If you’re over 60, can you afford to absorb that? What if Hussman is right and returns are negative, on average, over the next ten years? Of course, returns won’t be a negative six per cent every year. There will be big up years and maybe big down years. The risk of a big decline early in the retirement journey, however, is something every investor must seriously consider, given the stretched market values today.
If Hussman and history are right, having a high weight in equities today could be a “corrupt bargain”. Recent years’ returns, and their impact on your portfolio look rosey but they aren’t sustainable unless intrinsic valuations surge. Remember, the man who jumps off the roof of a 70-storey building thinks everything looks rosy as he passes the thirtieth floor.
At a minimum you should be rebalancing your portfolio. That seems like a painful idea, like cutting the roses to let the weeds through. But what if there was a garden bed offering similar returns to the long-run averages of the stock market, without the volatility associated with public markets.
What if there are funds that have produced returns of between nine and twenty per cent per year, have historically produced few if any negative months and have no stock market risk? Suddenly, the ‘weeds’ are looking pretty good, especially to those with a few too many roses.
Protecting yourself.
Nothing in your investment discipline should rely on the bubble bursting or the market crashing. Indeed, the stock market might not bust, and if it doesn’t, you would regret selling, possibly paying some tax, and missing out on further gains.
It is better, however, to be six months early than six minutes late, and so some rebalancing might be warranted. What I am suggesting is that you don’t ignore the risk.

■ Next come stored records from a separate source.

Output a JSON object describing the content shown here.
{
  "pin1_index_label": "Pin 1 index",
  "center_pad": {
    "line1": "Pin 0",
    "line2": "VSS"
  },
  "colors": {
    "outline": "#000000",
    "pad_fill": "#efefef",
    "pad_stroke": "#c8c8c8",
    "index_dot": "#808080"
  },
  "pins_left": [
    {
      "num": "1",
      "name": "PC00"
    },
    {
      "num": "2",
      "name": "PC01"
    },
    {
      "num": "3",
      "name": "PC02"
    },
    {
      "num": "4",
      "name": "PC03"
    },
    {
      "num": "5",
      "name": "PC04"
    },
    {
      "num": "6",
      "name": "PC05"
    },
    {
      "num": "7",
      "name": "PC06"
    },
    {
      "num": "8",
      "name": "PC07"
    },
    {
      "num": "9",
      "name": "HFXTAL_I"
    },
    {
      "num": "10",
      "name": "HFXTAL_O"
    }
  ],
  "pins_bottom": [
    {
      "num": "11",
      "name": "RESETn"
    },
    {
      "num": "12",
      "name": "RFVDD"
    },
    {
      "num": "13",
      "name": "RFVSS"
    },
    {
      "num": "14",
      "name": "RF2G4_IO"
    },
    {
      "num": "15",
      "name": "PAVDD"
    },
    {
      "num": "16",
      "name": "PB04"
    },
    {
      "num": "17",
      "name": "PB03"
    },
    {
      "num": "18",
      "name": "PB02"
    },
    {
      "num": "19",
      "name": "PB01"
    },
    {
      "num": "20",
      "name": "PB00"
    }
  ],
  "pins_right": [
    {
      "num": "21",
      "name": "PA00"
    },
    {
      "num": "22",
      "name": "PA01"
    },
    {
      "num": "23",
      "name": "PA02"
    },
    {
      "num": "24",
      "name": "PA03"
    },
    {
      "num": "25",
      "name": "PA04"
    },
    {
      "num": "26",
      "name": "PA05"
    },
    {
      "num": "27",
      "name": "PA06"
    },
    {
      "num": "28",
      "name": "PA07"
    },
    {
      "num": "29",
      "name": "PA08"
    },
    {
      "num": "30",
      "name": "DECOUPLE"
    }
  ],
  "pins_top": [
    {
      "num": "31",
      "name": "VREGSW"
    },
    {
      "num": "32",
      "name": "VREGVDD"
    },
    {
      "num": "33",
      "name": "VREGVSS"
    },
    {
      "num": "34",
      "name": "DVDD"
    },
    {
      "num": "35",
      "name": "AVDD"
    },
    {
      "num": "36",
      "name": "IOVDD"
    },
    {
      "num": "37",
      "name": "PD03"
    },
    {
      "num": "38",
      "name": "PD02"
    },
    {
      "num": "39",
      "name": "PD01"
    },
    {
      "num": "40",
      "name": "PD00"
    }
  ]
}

In recent years, investors have earned returns comparable to those in the stock market without the volatility and without any public market risk. I am aware of a private credit fund that has been operating for eight years, with no property developer exposure, returning 9.55 per cent per annum, with no negative months and no exposure to the stock market. I am aware of another alternative fund, an arbitrage fund, whose investors have experienced only one negative month in its 52 months, have enjoyed returns of more than 20 per cent per annum, and again have had no stock market exposure.
Of course it is vital to point out that past returns are not a reliable guide to future returns, and that warning is also true for the stock market! Recent returns in the stock market are certainly not a reliable guide to future returns.
Rebalancing your portfolio is key – trimming potentially overpriced equities to reduce exposure and considering uncorrelated alternatives will be essential, especially if you are retired or retiring and can ill afford another significant market setback.